5. Il résulte de ce qui précède, et sans qu’il soit besoin de se prononcer sur les autres moyens de la requête, que la décision attaquée doit être annulée.
Sur les conclusions à fin d’injonction :
6. Eu égard au motif d’annulation retenu, et après examen des autres moyens de la requête, l’exécution du présent jugement implique seulement qu’il soit enjoint au préfet de la Gironde de procéder à un nouvel examen de la demande de titres de séjour de M. Benbahmed, dans un délai de quatre mois à compter de la notification du présent jugement.
Sur les frais liés au litige :
7. Il y a lieu, dans les circonstances de l’espèce, de mettre à la charge de l’Etat la somme de 1 200 euros au profit de M. Benbahmed en application de l’article L. 761-1 du code de justice administrative.
D E C I D E :
Article 1er : La décision par laquelle le préfet de la Gironde a implicitement rejeté la demande de titres de séjour de M. Benbahmed est annulée.
Article 2 : Il est enjoint au préfet de la Gironde de réexaminer la situation de M. Benbahmed dans le délai de 4 mois à compter de la notification du présent jugement.

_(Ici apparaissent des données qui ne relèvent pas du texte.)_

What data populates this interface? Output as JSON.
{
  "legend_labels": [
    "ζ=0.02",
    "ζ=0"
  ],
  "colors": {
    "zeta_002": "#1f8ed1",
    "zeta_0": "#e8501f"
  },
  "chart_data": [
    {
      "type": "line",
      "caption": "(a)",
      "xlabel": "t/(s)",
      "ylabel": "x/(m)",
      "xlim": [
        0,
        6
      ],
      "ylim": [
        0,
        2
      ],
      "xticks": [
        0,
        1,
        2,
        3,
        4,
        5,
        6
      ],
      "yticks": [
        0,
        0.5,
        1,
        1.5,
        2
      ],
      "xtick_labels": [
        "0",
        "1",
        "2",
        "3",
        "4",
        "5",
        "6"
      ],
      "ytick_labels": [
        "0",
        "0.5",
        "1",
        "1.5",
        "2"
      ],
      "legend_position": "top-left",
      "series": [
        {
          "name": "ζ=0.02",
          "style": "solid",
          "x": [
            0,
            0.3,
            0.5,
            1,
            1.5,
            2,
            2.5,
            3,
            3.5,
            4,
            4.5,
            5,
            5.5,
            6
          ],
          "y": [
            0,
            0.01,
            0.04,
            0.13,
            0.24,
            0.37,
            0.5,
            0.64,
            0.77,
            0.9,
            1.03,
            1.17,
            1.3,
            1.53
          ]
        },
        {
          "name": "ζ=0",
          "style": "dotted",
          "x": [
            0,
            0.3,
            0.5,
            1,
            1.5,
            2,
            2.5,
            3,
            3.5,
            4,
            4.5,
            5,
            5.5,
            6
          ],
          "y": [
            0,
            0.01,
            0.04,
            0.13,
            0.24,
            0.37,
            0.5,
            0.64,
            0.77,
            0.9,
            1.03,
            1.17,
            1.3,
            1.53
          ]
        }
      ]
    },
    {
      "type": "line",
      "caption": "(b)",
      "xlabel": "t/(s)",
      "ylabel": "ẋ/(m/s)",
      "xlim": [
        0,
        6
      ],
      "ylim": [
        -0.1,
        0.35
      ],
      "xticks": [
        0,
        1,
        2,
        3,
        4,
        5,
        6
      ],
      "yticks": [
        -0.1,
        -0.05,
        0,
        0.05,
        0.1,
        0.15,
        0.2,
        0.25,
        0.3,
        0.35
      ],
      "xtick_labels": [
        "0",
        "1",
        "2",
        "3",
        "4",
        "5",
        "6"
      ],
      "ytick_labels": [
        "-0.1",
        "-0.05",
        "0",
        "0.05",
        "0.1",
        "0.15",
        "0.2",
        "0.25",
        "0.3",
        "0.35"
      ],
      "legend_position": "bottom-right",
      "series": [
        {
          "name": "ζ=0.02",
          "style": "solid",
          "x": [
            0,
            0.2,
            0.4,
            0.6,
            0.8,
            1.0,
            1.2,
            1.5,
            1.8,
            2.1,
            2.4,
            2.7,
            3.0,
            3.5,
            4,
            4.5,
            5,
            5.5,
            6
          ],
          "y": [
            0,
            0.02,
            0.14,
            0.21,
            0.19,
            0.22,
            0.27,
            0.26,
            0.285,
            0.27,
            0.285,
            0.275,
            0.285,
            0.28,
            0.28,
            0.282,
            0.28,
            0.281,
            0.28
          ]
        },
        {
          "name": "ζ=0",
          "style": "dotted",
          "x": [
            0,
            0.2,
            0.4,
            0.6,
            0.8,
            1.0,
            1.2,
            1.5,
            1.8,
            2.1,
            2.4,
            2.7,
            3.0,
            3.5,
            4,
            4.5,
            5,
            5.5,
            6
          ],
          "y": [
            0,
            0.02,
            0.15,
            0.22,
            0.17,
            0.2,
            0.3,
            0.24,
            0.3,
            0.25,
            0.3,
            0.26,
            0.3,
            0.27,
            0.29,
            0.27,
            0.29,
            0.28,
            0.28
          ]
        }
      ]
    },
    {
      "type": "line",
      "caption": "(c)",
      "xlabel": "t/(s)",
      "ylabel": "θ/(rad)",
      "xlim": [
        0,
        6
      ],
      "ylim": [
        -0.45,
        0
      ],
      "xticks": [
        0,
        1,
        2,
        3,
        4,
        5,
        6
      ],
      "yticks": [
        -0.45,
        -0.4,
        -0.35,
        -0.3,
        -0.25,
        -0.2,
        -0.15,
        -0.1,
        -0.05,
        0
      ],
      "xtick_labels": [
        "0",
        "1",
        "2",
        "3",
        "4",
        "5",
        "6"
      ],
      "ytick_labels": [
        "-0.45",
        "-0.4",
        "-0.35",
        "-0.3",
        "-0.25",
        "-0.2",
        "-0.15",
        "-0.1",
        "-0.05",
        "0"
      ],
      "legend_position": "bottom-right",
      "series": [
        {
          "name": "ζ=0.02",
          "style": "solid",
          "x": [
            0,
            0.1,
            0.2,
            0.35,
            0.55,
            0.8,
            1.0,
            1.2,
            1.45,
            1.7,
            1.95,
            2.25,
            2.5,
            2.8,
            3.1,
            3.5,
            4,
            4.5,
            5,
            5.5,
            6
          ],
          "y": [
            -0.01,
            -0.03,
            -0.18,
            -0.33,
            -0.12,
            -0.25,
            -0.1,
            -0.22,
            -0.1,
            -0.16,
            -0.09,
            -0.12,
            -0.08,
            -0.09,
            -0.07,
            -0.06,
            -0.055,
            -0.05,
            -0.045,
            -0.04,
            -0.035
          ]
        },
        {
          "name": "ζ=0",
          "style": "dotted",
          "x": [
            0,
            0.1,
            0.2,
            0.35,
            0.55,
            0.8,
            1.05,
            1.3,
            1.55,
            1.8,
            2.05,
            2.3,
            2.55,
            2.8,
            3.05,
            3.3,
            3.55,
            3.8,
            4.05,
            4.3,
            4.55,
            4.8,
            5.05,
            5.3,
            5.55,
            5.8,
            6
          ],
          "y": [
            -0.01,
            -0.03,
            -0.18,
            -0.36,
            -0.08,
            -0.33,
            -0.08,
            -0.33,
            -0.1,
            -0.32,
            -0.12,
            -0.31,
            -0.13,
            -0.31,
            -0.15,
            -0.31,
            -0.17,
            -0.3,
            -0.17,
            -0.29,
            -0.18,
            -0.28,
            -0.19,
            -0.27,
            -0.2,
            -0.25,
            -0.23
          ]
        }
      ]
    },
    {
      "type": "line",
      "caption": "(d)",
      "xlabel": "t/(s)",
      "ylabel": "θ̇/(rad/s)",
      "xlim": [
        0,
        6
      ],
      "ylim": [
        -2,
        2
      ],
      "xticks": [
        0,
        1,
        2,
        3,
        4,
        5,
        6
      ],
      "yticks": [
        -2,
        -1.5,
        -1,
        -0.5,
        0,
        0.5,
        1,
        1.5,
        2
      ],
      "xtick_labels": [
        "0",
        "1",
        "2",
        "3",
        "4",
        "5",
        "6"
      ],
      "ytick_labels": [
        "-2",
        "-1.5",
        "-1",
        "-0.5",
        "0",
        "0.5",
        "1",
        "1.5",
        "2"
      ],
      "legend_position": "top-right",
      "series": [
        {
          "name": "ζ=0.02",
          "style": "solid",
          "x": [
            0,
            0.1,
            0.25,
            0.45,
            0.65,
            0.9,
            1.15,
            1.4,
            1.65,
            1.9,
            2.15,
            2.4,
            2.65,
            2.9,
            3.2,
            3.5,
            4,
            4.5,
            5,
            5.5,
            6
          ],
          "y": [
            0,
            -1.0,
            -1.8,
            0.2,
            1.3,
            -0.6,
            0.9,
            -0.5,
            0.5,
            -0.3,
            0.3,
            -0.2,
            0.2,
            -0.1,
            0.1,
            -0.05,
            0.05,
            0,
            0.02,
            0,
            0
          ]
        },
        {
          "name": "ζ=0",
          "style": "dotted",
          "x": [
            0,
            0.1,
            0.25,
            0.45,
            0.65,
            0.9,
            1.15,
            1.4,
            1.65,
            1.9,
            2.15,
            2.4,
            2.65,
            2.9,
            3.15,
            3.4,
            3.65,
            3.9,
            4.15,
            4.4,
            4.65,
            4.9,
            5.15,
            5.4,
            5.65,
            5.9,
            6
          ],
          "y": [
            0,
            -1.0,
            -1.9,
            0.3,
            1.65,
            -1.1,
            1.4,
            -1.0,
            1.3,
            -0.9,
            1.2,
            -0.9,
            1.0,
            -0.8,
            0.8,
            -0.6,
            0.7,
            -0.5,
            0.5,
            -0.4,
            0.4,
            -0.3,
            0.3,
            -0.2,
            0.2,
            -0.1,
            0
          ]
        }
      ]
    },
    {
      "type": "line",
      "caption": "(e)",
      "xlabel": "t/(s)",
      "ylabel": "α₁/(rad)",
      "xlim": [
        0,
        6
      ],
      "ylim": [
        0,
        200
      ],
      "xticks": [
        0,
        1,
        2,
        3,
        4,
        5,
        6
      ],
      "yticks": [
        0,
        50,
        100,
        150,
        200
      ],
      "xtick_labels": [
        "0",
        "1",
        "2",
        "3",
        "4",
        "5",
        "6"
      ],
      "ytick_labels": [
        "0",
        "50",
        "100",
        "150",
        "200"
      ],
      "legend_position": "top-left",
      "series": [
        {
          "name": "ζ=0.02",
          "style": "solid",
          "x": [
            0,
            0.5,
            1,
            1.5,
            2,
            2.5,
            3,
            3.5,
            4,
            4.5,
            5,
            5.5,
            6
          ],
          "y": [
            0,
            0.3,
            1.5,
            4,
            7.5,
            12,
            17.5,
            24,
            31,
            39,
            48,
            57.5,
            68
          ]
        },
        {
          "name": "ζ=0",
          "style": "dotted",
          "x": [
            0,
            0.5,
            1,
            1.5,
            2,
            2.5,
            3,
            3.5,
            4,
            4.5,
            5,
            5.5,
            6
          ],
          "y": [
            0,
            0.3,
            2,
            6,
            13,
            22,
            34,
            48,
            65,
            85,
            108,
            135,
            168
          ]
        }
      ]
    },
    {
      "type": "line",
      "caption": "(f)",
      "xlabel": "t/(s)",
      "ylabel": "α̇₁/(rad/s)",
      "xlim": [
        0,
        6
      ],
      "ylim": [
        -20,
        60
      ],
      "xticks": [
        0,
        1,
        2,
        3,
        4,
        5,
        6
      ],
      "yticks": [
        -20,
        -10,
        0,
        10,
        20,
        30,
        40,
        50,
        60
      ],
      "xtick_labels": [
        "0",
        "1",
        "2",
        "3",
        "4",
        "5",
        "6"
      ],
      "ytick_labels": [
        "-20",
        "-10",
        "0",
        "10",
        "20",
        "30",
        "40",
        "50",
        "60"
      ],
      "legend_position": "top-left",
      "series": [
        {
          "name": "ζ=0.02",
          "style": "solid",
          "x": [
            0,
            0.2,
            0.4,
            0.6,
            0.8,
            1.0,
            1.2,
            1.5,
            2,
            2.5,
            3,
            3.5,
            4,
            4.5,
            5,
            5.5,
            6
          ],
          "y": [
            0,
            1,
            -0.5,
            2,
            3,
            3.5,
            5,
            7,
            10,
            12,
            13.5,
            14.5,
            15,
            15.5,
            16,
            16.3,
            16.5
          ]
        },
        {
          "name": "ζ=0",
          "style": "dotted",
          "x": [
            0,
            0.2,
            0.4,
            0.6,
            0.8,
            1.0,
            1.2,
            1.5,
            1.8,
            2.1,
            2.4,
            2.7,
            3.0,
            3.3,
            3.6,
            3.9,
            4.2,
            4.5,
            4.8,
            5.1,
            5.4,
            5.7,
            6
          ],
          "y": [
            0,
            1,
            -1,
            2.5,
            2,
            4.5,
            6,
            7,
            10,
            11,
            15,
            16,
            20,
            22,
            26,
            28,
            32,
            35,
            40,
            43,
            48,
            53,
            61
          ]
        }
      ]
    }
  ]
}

Article 3 : L’Etat versera à une somme de 1 200 euros en application des dispositions de l’article L. 761-1 du code de justice administrative.
Article 4 : Le surplus des conclusions de la requête est rejeté.
Article 5 : Le présent jugement sera notifié à M. Mahdi Benbahmed et au préfet de la Gironde.
Délibéré après l’audience du 3 décembre 2025, à laquelle siégeaient :
Mme Cabanne, présidente,
M. Roussel Cera, premier conseiller,
Mme Lahitte, première conseillère.
Rendu public par mise à disposition au greffe le 17 décembre 2025.
La rapporteure,
A. LAHITTE
La présidente,
C. CABANNE
La greffière,
H. MALO
La République mande et ordonne au préfet de la Gironde, en ce qui le concerne ou à tous commissaires de justice à ce requis en ce qui concerne les voies de droit commun, contre les parties privées, de pourvoir à l’exécution de la présente décision.